You CAN live without it.

I sank into the cushions of a well-worn couch, and sipped my bottled water. I wanted to burrow into my book, but the cafe – sometimes a refuge for readers – roared with blenders and laughter and small talk. So I watched the barista make a caramel-this for one guy, and a mocha-that for an older woman. I listened to her ask for extra chocolate, and I had to laugh when she surrounded her request with sighs of nutritional guilt.
“I wish chocolate were a health food,” she said.
“It can be,” one of her coffee cohorts countered. “They even make diet candy now.”
Diet is a term sometimes used in place of “sugar-free,” and if that’s to what that man referred, I truly hope he reads this. He, and countless others who equate sugar-free with healthy, probably stock their kitchens with sugar-free cookies, sugar-free cake, diet candy and Diet Coke in hopes to enjoy what they love while losing weight, or despite diabetes and other diseases. 
One to hit store shelves in America last fall, Diet Coke Plus, might seem pretty pleasing. But I brought the soda up during a conversation with a self-taught nutritionist named Sherman, who works at Abby’s Health and Nutrition on North Dale Mabry in Tampa. He’s done a big share of independent study on nutrition.
“I think it’s a ploy,” Sherman said. “They’re using (vitamins) as a gimmick.”
But Diet Coke seems to take the stuff seriously. According to its Web site, “Diet Coke Plus is everything you love about Diet Coke, plus several essential nutrients.” I checked the soda’s list of ingredients, and I must say I was pretty impressed.
So I pulled out my borrowed copy of “Prescription for Nutritional Healing,” which is an 800-something page monstrous collection of drug-free remedies, to dissect the difference between the vitamins Diet Coke added.
There’s vitamin B3, which can benefit circulation, skin and metabolism. There’s vitamin B6, which can boost cancer immunity and help make PMS bearable. And there’s vitamin B12, which can keep cardiovascular systems running and can prevent anemia. But then, there’s aspartame.
“I can’t think of one positive thing about sugar,” Sherman said to me. “As bad as sugar is, artificial sweeteners are worse.”
And aspartame is one of those artificial sweeteners. It first appeared in some soda pop and packets back in 1983, instead of sugar. The chemical is made up of amino acids, phenylalanine, aspartic acid and methyl ester. Methyl ester, during digestion, turns to methanol. And methanol, to formaldehyde (which is part of what’s used to embalm bodies. Dead ones.).
A researcher discovered it accidentally in 1965. What we know as Nutrasweet, Equal and the chemical used to sweeten most diet sodas started out as a substance used in the creation of a drug for ulcers. While the researcher researched, he got the powder on his hands. Later, he licked his finger before grabbing a sheet of paper. And for him, how sweet it was.
But countless others say not so much.
There are DVDs and books, Web sites and support groups for people who call themselves victims of aspartame. There’s a list of 92 symptoms attributed to aspartame and found in complaints about it to the FDA, from headaches to gran mal seizures. And there’s research behind it.
According to research conducted by Dr. Woodrow C. Monte with the University of Arizona, methanol in aspartame is poison, despite what supporters of the substance say. Many of them, including the creators of aspartame.org, say humans get as much (if not more) methanol from fruits and veggies anyway. But according to psychiatrist Ralph Walton during his appearance on one of those DVDs, called Sweet Misery, the methanol in fruit is different from the methanol in aspartame. Walton, some of whose patients suffered from side effects associated with aspartame, used the chance to research what the stuff is made of. “In nature,” he said, the methanol in fruits and vegetables is bound to pectin. To separate the methanol from the pectin requires the presence of a specific enzyme. And according to Walton, it’s an enzyme humans don’t have.
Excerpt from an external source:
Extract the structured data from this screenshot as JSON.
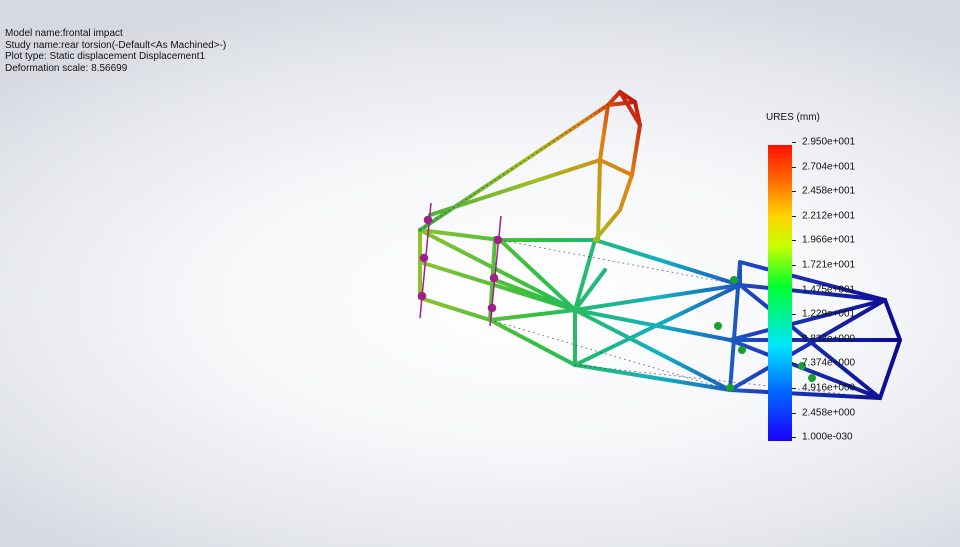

His point, in other words, is that methanol made in nature, bound in pectin and found in fruit passes through us without collecting in us. The body also has ethanol on its side while we eat fruits or vegetables since when there’s naturally occurring methanol in something, there’s also ethanol and enough of it to negate the effects of the toxin.  
The argument, like many, will probably never end. The FDA may always back its decision to approve aspartame, and people may always blame that for their diseases. I may never be able to prove that aspartame causes those diseases, and that’s probably because I will never use it.
So here’s a thought: if you aren’t supposed to have sugar, maybe you just shouldn’t have sugar. To replace it with a sweet, toxic substance just so you can still drink soda is silly. There is nothing we need from soda in order to survive. That’s why I’ll never understand why so few seem interested in trying to survive without it.